By Marjorie Foerster Eddington

When most people talk about fasting, they’re usually talking about denying themselves food. For others, fasting is a foreign concept: Deny myself something? The concept of depriving ourselves of something can be hard to swallow (no pun intended). That’s why diets never really work. We’re trying to cut ourselves off from something we want or crave. Still, fasting is touted as a valuable practice by many. Jesus took fasting for granted (Sermon on the Mount, Matt 6:16-18).

So, what if we examine our motives for fasting, or even change our concept of what fasting means? Fasting could be giving up some things, or viewpoints, or ways of behaving so that we gain something even better.

What if we thought about fasting as refining our character? Of course, we would let go of character traits, attitudes, behaviors that really don’t serve us well. Then, we would replace them with thoughts and actions that ensure happiness, success, and well-being. We would be gaining a divinely inspired view of ourselves. And if we live from that view…wow!

Let’s look at three areas where we can refine character.

We can deny ourselves that strong sense of appetite, or those sensual urges—the need for immediate gratification, which would make us slaves to sweets, chocolate, coffee, soft drinks, uppers, etc. When we can’t go without something, when we become dependent upon something outside of ourselves, or God, for that matter, to make us function, we’ve lost our self-control, our God-given dominion.

We can give up such an appetite, or even addiction, so that we can gain true satisfaction, real power, and dominion. Real satisfaction doesn’t come from caffeine, sugar, or even popularity, riches, or fashion. Rather, it comes from our relationship with God. The more we understand God and how wonderfully God made us, the more satisfied and truly happy we are.

Judgment, criticism, contempt, complaint, opinions, comparisons, condemnation
What would happen if we give up or let go of criticism, condemnation of others or self-condemnation, labels we place on others or ourselves, political opinions, religious opinions? We’re not talking about losing our moral compass—just letting go of that heavy, negative habit.

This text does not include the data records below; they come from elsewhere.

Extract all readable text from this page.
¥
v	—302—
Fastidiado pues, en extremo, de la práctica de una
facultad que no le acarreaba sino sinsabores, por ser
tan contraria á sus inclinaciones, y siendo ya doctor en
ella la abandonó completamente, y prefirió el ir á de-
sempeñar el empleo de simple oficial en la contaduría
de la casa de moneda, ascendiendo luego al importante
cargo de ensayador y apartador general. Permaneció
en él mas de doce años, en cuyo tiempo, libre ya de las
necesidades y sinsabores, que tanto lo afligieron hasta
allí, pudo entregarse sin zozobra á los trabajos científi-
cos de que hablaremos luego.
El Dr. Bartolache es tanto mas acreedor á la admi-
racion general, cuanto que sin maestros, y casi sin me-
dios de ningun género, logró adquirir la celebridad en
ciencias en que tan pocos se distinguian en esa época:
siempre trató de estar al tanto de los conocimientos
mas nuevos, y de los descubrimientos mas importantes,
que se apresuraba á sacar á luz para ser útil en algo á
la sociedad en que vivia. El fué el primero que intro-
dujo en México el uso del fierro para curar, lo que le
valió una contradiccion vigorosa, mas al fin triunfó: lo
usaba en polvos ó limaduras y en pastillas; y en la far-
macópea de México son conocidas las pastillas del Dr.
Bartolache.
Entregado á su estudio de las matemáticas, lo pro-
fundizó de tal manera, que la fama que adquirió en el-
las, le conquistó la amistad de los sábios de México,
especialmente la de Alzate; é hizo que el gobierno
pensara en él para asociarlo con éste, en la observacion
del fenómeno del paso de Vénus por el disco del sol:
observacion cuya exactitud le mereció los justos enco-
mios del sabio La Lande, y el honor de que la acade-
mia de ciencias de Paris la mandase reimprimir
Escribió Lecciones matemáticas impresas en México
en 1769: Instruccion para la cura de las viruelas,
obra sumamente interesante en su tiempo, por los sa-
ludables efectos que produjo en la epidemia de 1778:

Let’s experiment: Let’s take a fast on judgment of any kind just for one hour. Then we can go to three hours, then one day, then three days, etc. That means every time we think a critical or complaining thought, or want to make someone else agree with us, or think we’re better than someone else, we stop that thought, say nothing, and change our thinking. We’re willing to let things be. We look for and accept the best (not the worst) in others. In a sense, we’re acknowledging each person’s God-given nature and focusing on that, rather than on all the mistakes.

It takes work to monitor our thought process—how we’re viewing a person, situation, ourselves. But loving our neighbors as ourselves is a wonderful Christian duty and privilege (Matt 19:19). We don’t want to set ourselves up as judge, jury, and executioner. Rather, we want to love and have compassion as Jesus loved and healed.

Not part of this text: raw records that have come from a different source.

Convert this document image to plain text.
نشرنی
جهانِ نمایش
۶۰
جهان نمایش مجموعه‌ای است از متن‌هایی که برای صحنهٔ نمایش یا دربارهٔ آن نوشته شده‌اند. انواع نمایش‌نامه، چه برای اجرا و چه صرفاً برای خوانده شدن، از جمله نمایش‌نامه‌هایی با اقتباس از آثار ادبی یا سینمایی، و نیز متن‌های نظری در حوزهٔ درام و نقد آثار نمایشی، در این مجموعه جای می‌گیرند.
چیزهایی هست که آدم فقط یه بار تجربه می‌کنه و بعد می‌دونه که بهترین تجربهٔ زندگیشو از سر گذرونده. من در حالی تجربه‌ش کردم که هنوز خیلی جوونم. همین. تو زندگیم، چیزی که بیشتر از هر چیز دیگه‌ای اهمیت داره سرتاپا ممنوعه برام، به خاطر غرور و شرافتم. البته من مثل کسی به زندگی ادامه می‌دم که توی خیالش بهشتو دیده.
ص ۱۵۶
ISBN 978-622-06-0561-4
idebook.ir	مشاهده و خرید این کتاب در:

Screens consume so much time and energy and zap us of what’s really important in life. There are too many studies out there that support this, especially in relation to teens’ addiction to screens. Giving our life over to screens takes us away from God, from humanity, from friends, family, and all that has meaning.

So, here’s a challenge: What if we didn’t look at our phone, tablets, electronics for an hour, then three hours, then a whole day? (Now, some school work and jobs require computer use—but not screen addiction.)Then, later, once we feel free, we could find some healthy way to communicate with others without letting the screen interfere with real connection and communication.

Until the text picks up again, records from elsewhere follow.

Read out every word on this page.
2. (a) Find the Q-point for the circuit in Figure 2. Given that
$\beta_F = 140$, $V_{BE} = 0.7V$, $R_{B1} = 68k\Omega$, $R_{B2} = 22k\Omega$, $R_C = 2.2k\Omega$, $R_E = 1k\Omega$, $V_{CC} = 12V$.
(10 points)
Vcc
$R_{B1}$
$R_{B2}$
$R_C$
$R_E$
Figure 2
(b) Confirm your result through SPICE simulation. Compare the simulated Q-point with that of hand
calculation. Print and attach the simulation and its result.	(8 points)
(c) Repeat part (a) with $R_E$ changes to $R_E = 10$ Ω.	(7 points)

All the texting, tweeting, blogging, face-time, snap chat, etc., etc., etc. can be such a waste of time, effort, energy, even life itself. When we fast from screens, we find a better way to use our moments and our days—to improve the quality of our life and the lives of those around us.

Impossible? Nothing is impossible to God (Luke 1:37)!

How would fasting from these things change our lives?

  • Would we feel more satisfied, in control of ourselves and bodies? Would we feel more content?
  • Would we become more tolerant, more compassionate, more aware of others’ perspectives?
  • Would we see the good in others and ourselves more easily?
  • Would we feel kinder, happier, lighter in our step?

Fasting is really not depriving ourselves of anything essential. What we’re giving up is not necessary to our spiritual growth. But what we’re gaining is totally essential—a freer sense of ourselves and others, which is more balanced, centered, settled, peaceful, calm, joyous, and vibrant. And that’s worth letting things be—the way God meant them to be.